The built-in LocalFileTaskResultStore saves one JSON file per case in a directory:

from strands_evals import LocalFileTaskResultStore
store = LocalFileTaskResultStore("./my_cache")
# Creates: ./my_cache/q1.json, ./my_cache/q2.json, etc.

Each file contains the full EvaluationData (input, output, trajectory, environment state, etc.) serialized as JSON.

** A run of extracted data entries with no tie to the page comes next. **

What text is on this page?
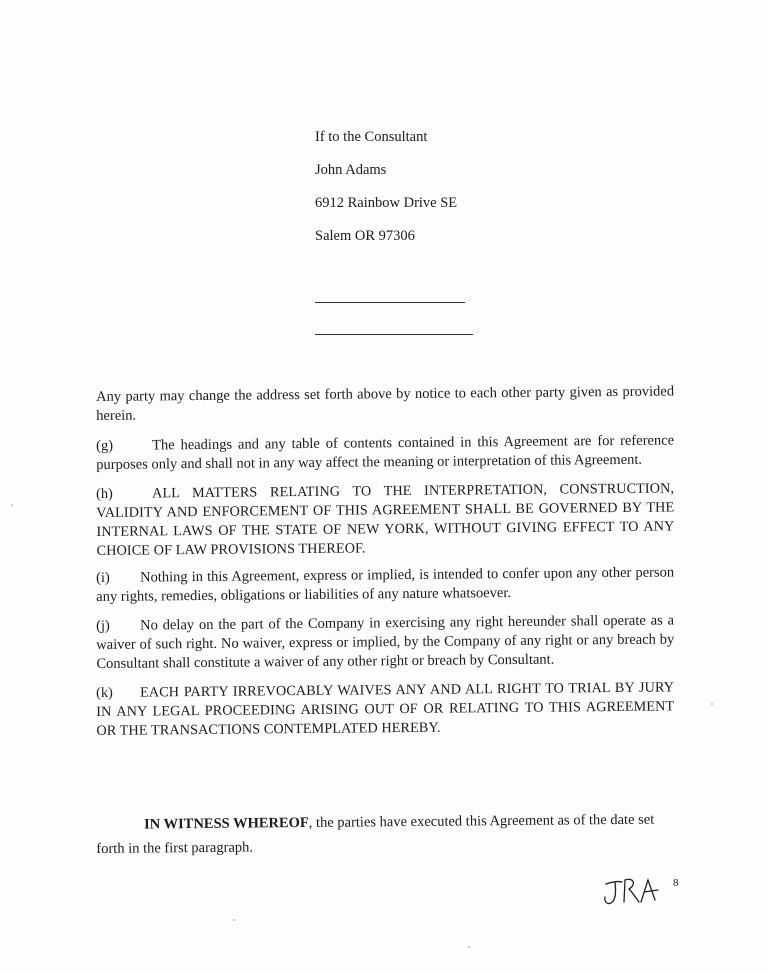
If to the Consultant
John Adams
6912 Rainbow Drive SE
Salem OR 97306
Any party may change the address set forth above by notice to each other party given as provided herein.
(g)	The headings and any table of contents contained in this Agreement are for reference purposes only and shall not in any way affect the meaning or interpretation of this Agreement.
(h)	ALL MATTERS RELATING TO THE INTERPRETATION, CONSTRUCTION, VALIDITY AND ENFORCEMENT OF THIS AGREEMENT SHALL BE GOVERNED BY THE INTERNAL LAWS OF THE STATE OF NEW YORK, WITHOUT GIVING EFFECT TO ANY CHOICE OF LAW PROVISIONS THEREOF.
(i) Nothing in this Agreement, express or implied, is intended to confer upon any other person any rights, remedies, obligations or liabilities of any nature whatsoever.
(j) No delay on the part of the Company in exercising any right hereunder shall operate as a waiver of such right. No waiver, express or implied, by the Company of any right or any breach by Consultant shall constitute a waiver of any other right or breach by Consultant.
(k) EACH PARTY IRREVOCABLY WAIVES ANY AND ALL RIGHT TO TRIAL BY JURY IN ANY LEGAL PROCEEDING ARISING OUT OF OR RELATING TO THIS AGREEMENT OR THE TRANSACTIONS CONTEMPLATED HEREBY.
IN WITNESS WHEREOF, the parties have executed this Agreement as of the date set forth in the first paragraph.
8
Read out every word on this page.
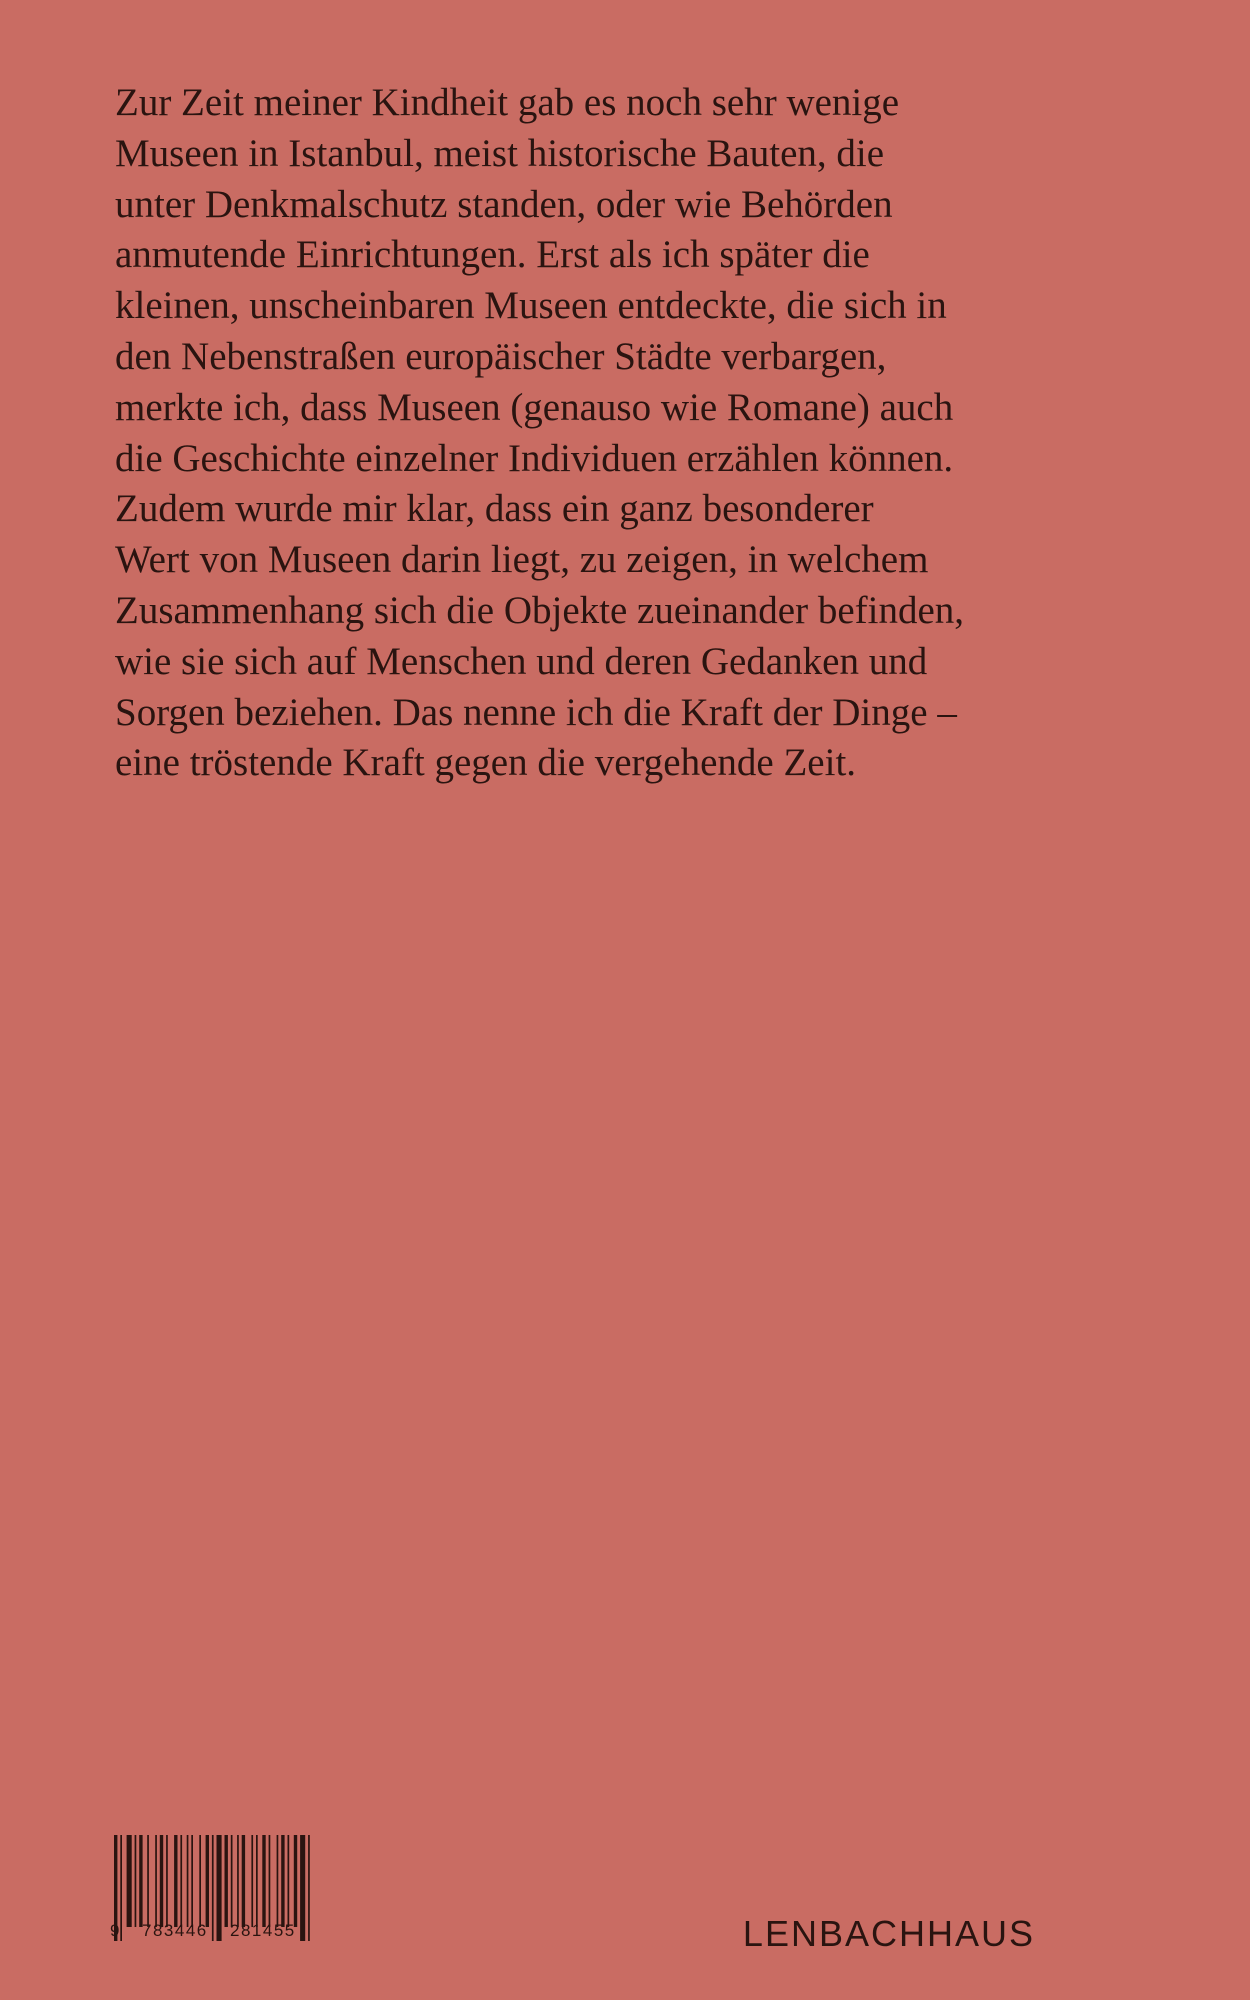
Zur Zeit meiner Kindheit gab es noch sehr wenige
Museen in Istanbul, meist historische Bauten, die
unter Denkmalschutz standen, oder wie Behörden
anmutende Einrichtungen. Erst als ich später die
kleinen, unscheinbaren Museen entdeckte, die sich in
den Nebenstraßen europäischer Städte verbargen,
merkte ich, dass Museen (genauso wie Romane) auch
die Geschichte einzelner Individuen erzählen können.
Zudem wurde mir klar, dass ein ganz besonderer
Wert von Museen darin liegt, zu zeigen, in welchem
Zusammenhang sich die Objekte zueinander befinden,
wie sie sich auf Menschen und deren Gedanken und
Sorgen beziehen. Das nenne ich die Kraft der Dinge –
eine tröstende Kraft gegen die vergehende Zeit.
9 783446 281455	LENBACHHAUS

Implement the EvaluationDataStore protocol for any storage backend:

from strands_evals.evaluation_data_store import EvaluationDataStore
from strands_evals.types.evaluation import EvaluationData
class S3ResultStore:
def __init__(self, bucket: str, prefix: str):
self.bucket = bucket
self.prefix = prefix
def load(self, case_name: str) -> EvaluationData | None:
# Fetch from S3, return None if not found
...
def save(self, case_name: str, result: EvaluationData) -> None:
# Upload to S3
...

The protocol requires just two methods: load(case_name) -> EvaluationData | None and save(case_name, result) -> None.